Re: [PATCH 3/3] lockdep: Use line-buffered printk() for lockdep messages.

From: Tetsuo Handa
Date: Fri Nov 09 2018 - 21:48:19 EST


On 2018/11/10 0:43, Petr Mladek wrote:
>> + * Line buffered printk() tries to assign a buffer when printk() from a new
>> + * context identifier comes in. And it automatically releases that buffer when
>> + * one of three conditions listed below became true.
>> + *
>> + * (1) printk() from that context identifier emitted '\n' as the last
>> + * character of output.
>> + * (2) printk() from that context identifier tried to print a too long line
>> + * which cannot be stored into a buffer.
>> + * (3) printk() from a new context identifier noticed that some context
>> + * identifier is reserving a buffer for more than 10 seconds without
>> + * emitting '\n'.
>> + *
>> + * Since (3) is based on a heuristic that somebody forgot to emit '\n' as the
>> + * last character of output(), pr_cont()/KERN_CONT users are expected to emit
>> + * '\n' within 10 seconds even if they reserved a buffer.
>
> This is my main concern about this approach. It is so easy to omit
> the final '\n'.

If it is so easy to forget the final '\n', there will be a lot of implicit
pr_cont() users (because pr_cont() assumes that previous printk() omitted the
final '\n'), and "I am going to investigate much more pr_cont() users." will
be insufficient for getting meaningful conclusion.

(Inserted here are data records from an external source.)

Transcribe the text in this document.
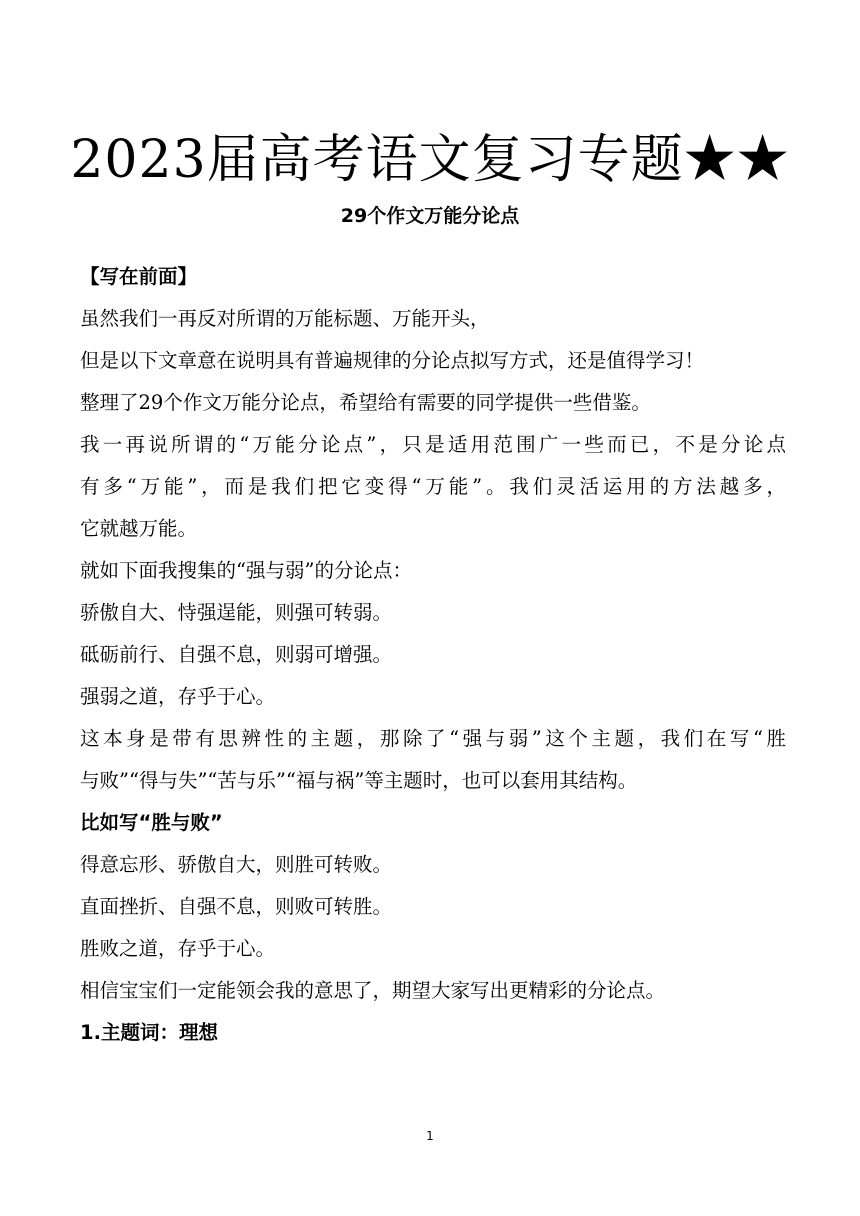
2023届高考语文复习专题★★
29个作文万能分论点
【写在前面】
虽然我们一再反对所谓的万能标题、万能开头，
但是以下文章意在说明具有普遍规律的分论点拟写方式，还是值得学习！
整理了29个作文万能分论点，希望给有需要的同学提供一些借鉴。
我一再说所谓的“万能分论点”，只是适用范围广一些而已，不是分论点
有多“万能”，而是我们把它变得“万能”。我们灵活运用的方法越多，
它就越万能。
就如下面我搜集的“强与弱”的分论点：
骄傲自大、恃强逞能，则强可转弱。
砥砺前行、自强不息，则弱可增强。
强弱之道，存乎于心。
这本身是带有思辨性的主题，那除了“强与弱”这个主题，我们在写“胜
与败”“得与失”“苦与乐”“福与祸”等主题时，也可以套用其结构。
比如写“胜与败”
得意忘形、骄傲自大，则胜可转败。
直面挫折、自强不息，则败可转胜。
胜败之道，存乎于心。
相信宝宝们一定能领会我的意思了，期望大家写出更精彩的分论点。
1.主题词：理想
1
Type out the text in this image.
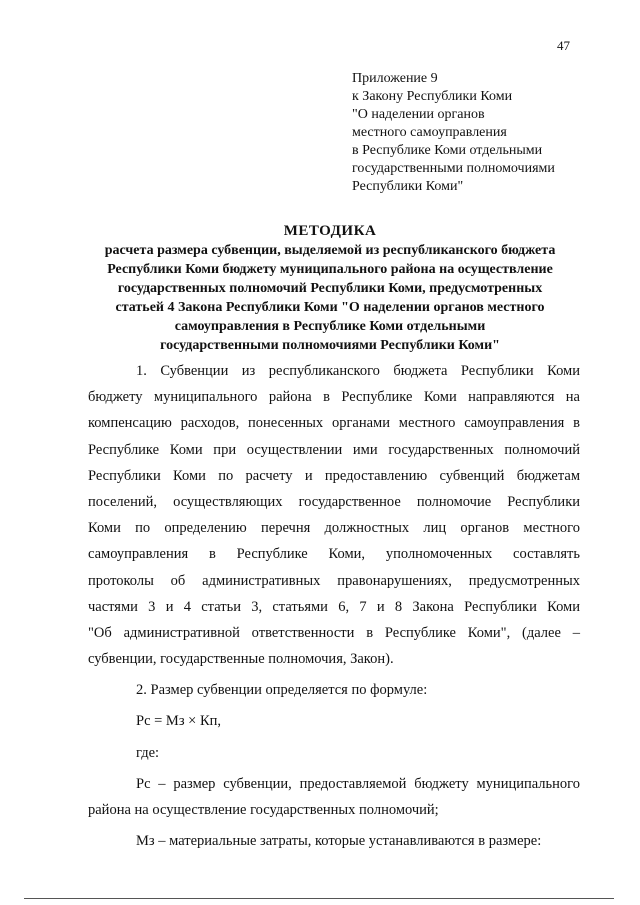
47
Приложение 9
к Закону Республики Коми
"О наделении органов
местного самоуправления
в Республике Коми отдельными
государственными полномочиями
Республики Коми"
МЕТОДИКА
расчета размера субвенции, выделяемой из республиканского бюджета
Республики Коми бюджету муниципального района на осуществление
государственных полномочий Республики Коми, предусмотренных
статьей 4 Закона Республики Коми "О наделении органов местного
самоуправления в Республике Коми отдельными
государственными полномочиями Республики Коми"
1. Субвенции из республиканского бюджета Республики Коми
бюджету муниципального района в Республике Коми направляются на
компенсацию расходов, понесенных органами местного самоуправления в
Республике Коми при осуществлении ими государственных полномочий
Республики Коми по расчету и предоставлению субвенций бюджетам
поселений, осуществляющих государственное полномочие Республики
Коми по определению перечня должностных лиц органов местного
самоуправления в Республике Коми, уполномоченных составлять
протоколы об административных правонарушениях, предусмотренных
частями 3 и 4 статьи 3, статьями 6, 7 и 8 Закона Республики Коми
"Об административной ответственности в Республике Коми", (далее –
субвенции, государственные полномочия, Закон).
2. Размер субвенции определяется по формуле:
Рс = Мз × Кп,
где:
Рс – размер субвенции, предоставляемой бюджету муниципального
района на осуществление государственных полномочий;
Мз – материальные затраты, которые устанавливаются в размере:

Checking "lack of the the final '\n'" means that we need to check
"all printk() users who are not emitting the final '\n'" and evaluate
"whether there is a possibility that subsequent printk() will not be
called from that context due to e.g. conditional branches". That is an
impossible task for anybody, for there might be out-of-tree code doing it.

>
> They are currently delayed until another printk(). Even this is bad.
> Unfortunately we could not setup timer from printk() because it
> would add more locks into the game.

We could use interval timer for flushing incomplete line.
But updating printk() users to always end with '\n' will be preferable.

>
> This patch will make it worse. They might get delayed by 10s or even
> more. Many other lines might appear in between. Also the code is
> more tricky[*].

If there are a lot of implicit pr_cont() users (who are omitting
the final '\n' in previous printk()), we can try to find them (and
fix them) by "reporting the location of printk() which omitted the
final '\n'" instead of "flushing the partial line from different
processes" when "try_buffered_printk() (or an interval timer) found
that some buffer is holding a partial line for more than 10 seconds".

>
>
> Sign, I am really unhappy how the buffered_printk() conversion
> looks in lockdep.c. But I still think that the approach is more
> reliable. I am going to investigate much more pr_cont() users.

If there is a possibility that subsequent printk() will not be called from
that context due to e.g. conditional branches, we will need to flush after
previous printk() in order to eliminate possibility of failing to flush.

That is asking printk() users to fix previous printk() so that partial
line is always flushed (with '\n' or without '\n').

> I wonder how many would be that complicated. I do not want
> to give up just because one use-case that was complicated
> even before.
>
>
> [*] The buffer can get written and flushed by different processes.
> It is not trivial to do it correctly a lockless way.
>
> The proposed locking looks right on the first glance. But
> the code is a bit scary ;-)

try_buffered_printk() will be a good hook for finding implicit
pr_cont() users who are omitting the final '\n', for we can find them
without making changes to printk() users.

try_buffered_printk() hook can offload atomic-but-complicated task
(converting e.g. %pSOMETHING to %s) to outside of logbuf_lock, and
reduce the period of holding logbuf_lock.

Since try_buffered_printk() serves as a hook, if we ignore the offloading
atomic-but-complicated task, we can eliminate try_buffered_printk() after
we updated printk() users to always end with '\n'.